А где Селеста? Да и знает ли она вообще, что копы взяли его и держат здесь? Да и волнует ли ее это? А как Майкл? Он скучает без отца? Самое плохое в его смерти это то, что Селесте и Майклу придется переехать. Правда, это будет для них лишь кратковременным неудобством, но они переживут это и начнут новую жизнь, ведь каждый день множеству людей приходится начинать жизнь заново. И только в фильмах существуют люди, настолько сильно привязанные к мертвым, что их жизни замирают и останавливаются, как сломанные часы. В реальной жизни смерть — это чисто земное явление, событие, забываемое всеми, кроме самого усопшего.
Дэйву частенько случалось размышлять над вопросом о том, могут ли умершие смотреть с небес на тех, кого они оставили на земле, и плакать от того, как легко и беззаботно их любимые продолжают жить без них. Ну вот, к примеру, Юджин, сын Верзилы Стенли. А вдруг и он в своих белых больничных кальсонах, склонив вниз маленькую лысую голову, наблюдает откуда-то из эфира, как его отец хохочет в баре, и думает: «Эй, отец, а как же я? Ты хоть помнишь обо мне? Ведь я же жил, был живым».

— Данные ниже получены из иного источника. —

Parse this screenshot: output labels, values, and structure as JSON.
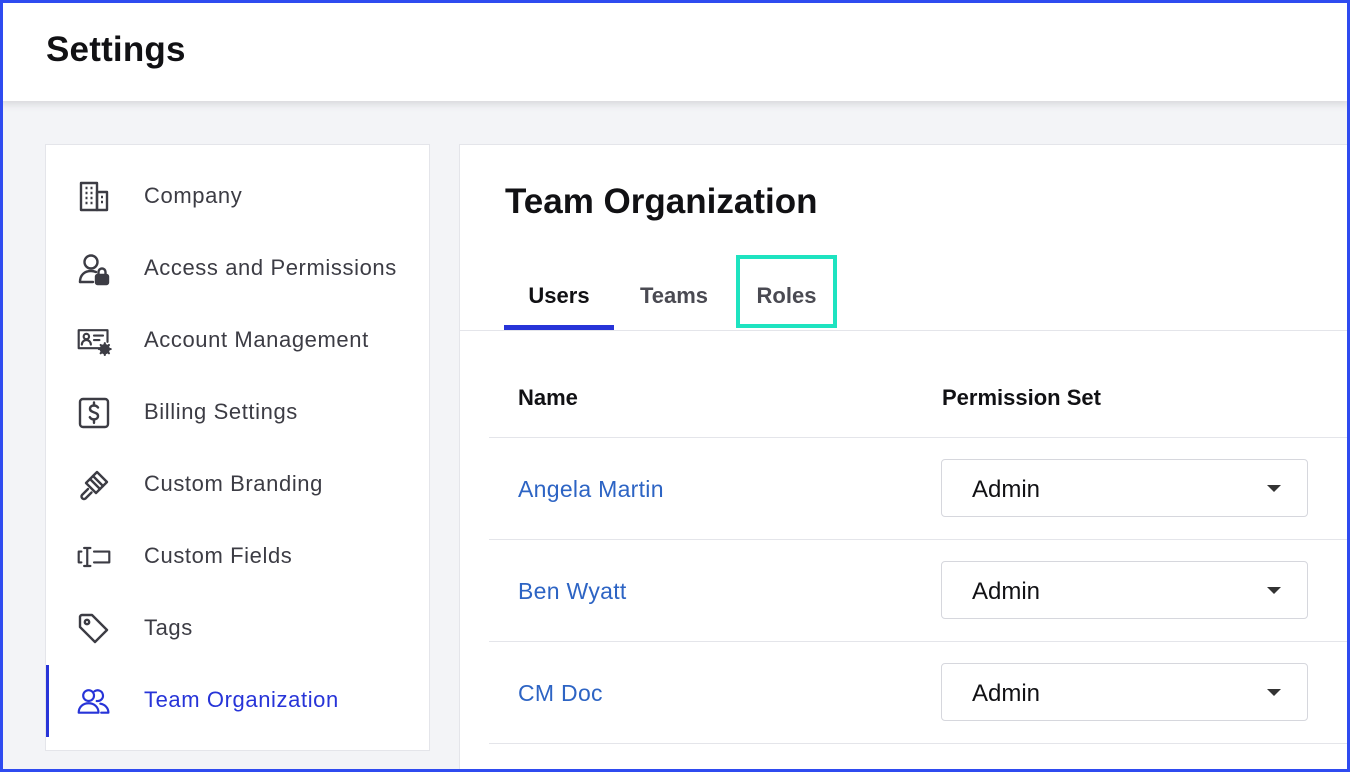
{
  "header": {
    "title": "Settings"
  },
  "sidebar": {
    "items": [
      {
        "label": "Company",
        "icon": "building-icon"
      },
      {
        "label": "Access and Permissions",
        "icon": "user-lock-icon"
      },
      {
        "label": "Account Management",
        "icon": "id-card-gear-icon"
      },
      {
        "label": "Billing Settings",
        "icon": "dollar-box-icon"
      },
      {
        "label": "Custom Branding",
        "icon": "paint-brush-icon"
      },
      {
        "label": "Custom Fields",
        "icon": "text-field-icon"
      },
      {
        "label": "Tags",
        "icon": "tag-icon"
      },
      {
        "label": "Team Organization",
        "icon": "users-icon",
        "active": true
      }
    ]
  },
  "main": {
    "heading": "Team Organization",
    "tabs": [
      {
        "label": "Users",
        "active": true
      },
      {
        "label": "Teams"
      },
      {
        "label": "Roles",
        "highlighted": true
      }
    ],
    "table": {
      "columns": [
        "Name",
        "Permission Set"
      ],
      "rows": [
        {
          "name": "Angela Martin",
          "permission_set": "Admin"
        },
        {
          "name": "Ben Wyatt",
          "permission_set": "Admin"
        },
        {
          "name": "CM Doc",
          "permission_set": "Admin"
        }
      ]
    }
  },
  "colors": {
    "accent": "#2734d8",
    "link": "#2d64c4",
    "highlight": "#1ee3c0",
    "frame": "#2f4bf0"
  }
}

У Майкла появится новый папаша и, кто знает, может, потом он будет учиться в колледже и рассказывать какой-нибудь девочке об отце, который учил его играть в бейсбол, об отце, о котором он едва-едва помнит. Как давно это было, станет приговаривать он. Сколько времени прошло.
И Селеста все еще достаточно привлекательна, чтобы заинтересовать другого мужчину. Она должна будет это сделать. Одиночество, скажет она своим подругам, меня уже достало. А он отличный парень. И к Майклу он относится хорошо. А ее подруги тут же, в мгновение ока, предадут память о Дэйве, растопчут ее. Они скажут, тебе повезло, дорогая. И для здоровья полезно. Так что садись, не раздумывая, на этот велосипед и вперед к новой жизни.
А Дэйв будет пребывать в заоблачных высях вместе с Юджином. Они оба будут смотреть вниз, взывая к любимым, но живущие на земле не услышат их голосов.
Господи!.. Дэйв хотел сейчас только одного: забиться в угол и сжаться в комок. Он чувствовал себя абсолютно разбитым. Он знал, если эти копы появятся перед ним сейчас, ему конец. Он скажет им все, что они захотят услышать, стоит им только проявить по отношению к нему немного теплоты и дать ему еще одну банку «Спрайта».
Вдруг дверь следственной комнаты, расположенная напротив стула, на котором сидел измученный страхом и жаждой Дэйв, раскрылась и молоденький крепкого вида дознаватель, чей взгляд был одновременно беспристрастным и повелительным, — каким он и должен быть у дознавателя — вошел в комнату.
— Мистер Бойл, прошу вас пройти со мной.
Дэйв встал и пошел к двери, руки его слегка дрожали — алкоголь продолжал выходить из его тела.
— А куда? — осмелился спросить Дэйв.
— Сейчас будет проведена процедура опознания, мистер Бойл. Кое-кому необходимо на вас посмотреть.
На Томми Молданадо были джинсы и зеленая, перепачканная краской футболка. Пятна краски были и на его кучерявых каштановых волосах, на отворотах его черных резиновых рабочих сапог и даже на оправе его очков с толстыми стеклами.